(Cannes) Le mouvement #metoo est décidément sur toutes les lèvres à Cannes. Il en est même brièvement question dans le film d’ouverture du festival, Le deuxième acte, du très prolifique cinéaste français Quentin Dupieux, présenté mardi soir hors compétition au Grand Théâtre Lumière.

Dans cette satire délirante du milieu du cinéma, un acteur macho interprété par Raphaël Quenard, comédien fétiche de Dupieux et du cinéma français actuel, tente soudainement d’embrasser sa collègue Florence (Léa Seydoux). Cette dernière, après un mouvement de recul, lui explique qu’elle pourrait le dénoncer et mettre un terme à sa jeune carrière.

À ceux qui prétendent qu’« on ne peut plus rien dire », Quentin Dupieux (Le daim, Yannick, Fumer fait tousser) fait la preuve du contraire par l’absurde, comme à son habitude. Ses personnages – des acteurs qui incarnent des acteurs donc, dans une délicieuse mise en abyme – livrent sans complexe leurs préjugés homophobes (ou transphobes à la J.K. Rowling) ainsi que quantité de commentaires déplacés, notamment sur les personnes en situation de handicap.

« Tu veux qu’on se fasse cancel ? », demande David (Louis Garrel) à Willy (Quenard), qui a choisi son nom de scène en se méprenant sur les personnages de la série télé Arnold et Willy (car il aimait, et je cite : « le petit nain africain »). Willy lui répond que l’on est tous devenus bien chatouilleux depuis que Mel Gibson a osé parler des Juifs…

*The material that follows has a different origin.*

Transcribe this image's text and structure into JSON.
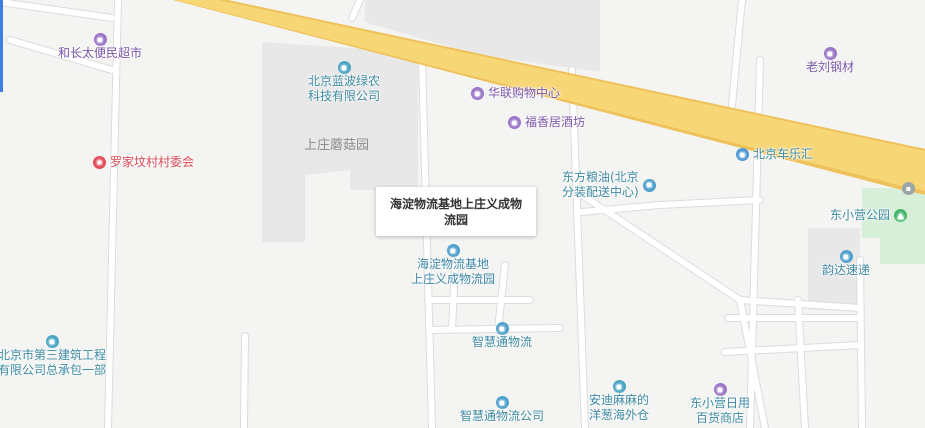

PHOTO LOIC VENANCE, AGENCE FRANCE-PRESSE

Vincent Lindon, Léa Seydoux, Quentin Dupieux et Raphaël Quenard à la cérémonie d'ouverture du Festival de Cannes

Non, Quentin Dupieux ne s’embarrasse d’aucune rectitude politique dans cette comédie décapante qui délaisse un peu son humour fantasque archétypal pour poursuivre la réflexion sur l’art, la fiction et la réalité, entamée avec Yannick l’an dernier.

Il est de nouveau question de la perception qu’a le public des artistes, mais aussi des salles de cinéma et de théâtre à moitié vides et de la crainte de l’impact de l’intelligence artificielle sur la création.

Il est futile de jouer la comédie pendant que la terre brûle, lance avec énervement Guillaume (Vincent Lindon) à Florence. Mais aussitôt que Guillaume reçoit une proposition d’un grand cinéaste hollywoodien, il se ravise. Florence, excédée par sa condescendance, se moque de ses tics nerveux (une référence méta à Vincent Lindon qui, lorsqu’il ne joue pas, souffre de tics du visage).

« Il faut séparer l’homme de l’œuvre, lui dit Willy.

— Les deux sont horribles !

— Dans ce cas-là, c’est délicat. »

Le cinéaste de Daaaaaali ! (à l’affiche au Québec dans 10 jours) et d’Incroyable mais vrai, sur une maison qui a la propriété de faire rajeunir ses occupants, a préféré ne pas accorder d’entrevues à propos de son cinquième long métrage en deux ans. Quand on vous disait qu’il est prolifique… De toute manière, son œuvre parle d’elle-même de sa réflexion sur les faux-semblants du show-business, les vanités, les jalousies, les bassesses et les jeux de coulisses.

Le personnage de David (Garrel), qui tient de beaux discours égalitaires et s’insurge devant l’homophobie de ses camarades, méprise ouvertement un restaurateur trop anxieux pour faire de la figuration. Contrairement à ces acteurs blasés, le cinéma, c’est tout pour lui. « C’est dingue, les coulisses », lui confie une dame qui assiste au tournage, dans une scène digne de Parlez-nous d’amour, de Jean-Claude Lord.

Grâce à l’humour cynique de ses dialogues savoureux et au jeu décalé de ses comédiens, tous impeccables, Le deuxième acte rappelle un autre film d’ouverture jouissif du Festival de Cannes qui pastichait le cinéma, Coupez !, réalisé en 2022 par Michel Hazanavicius. Le cinéaste de The Artist est attendu cette année en toute fin de compétition avec un film d’animation sur l’Holocauste, La plus précieuse des marchandises.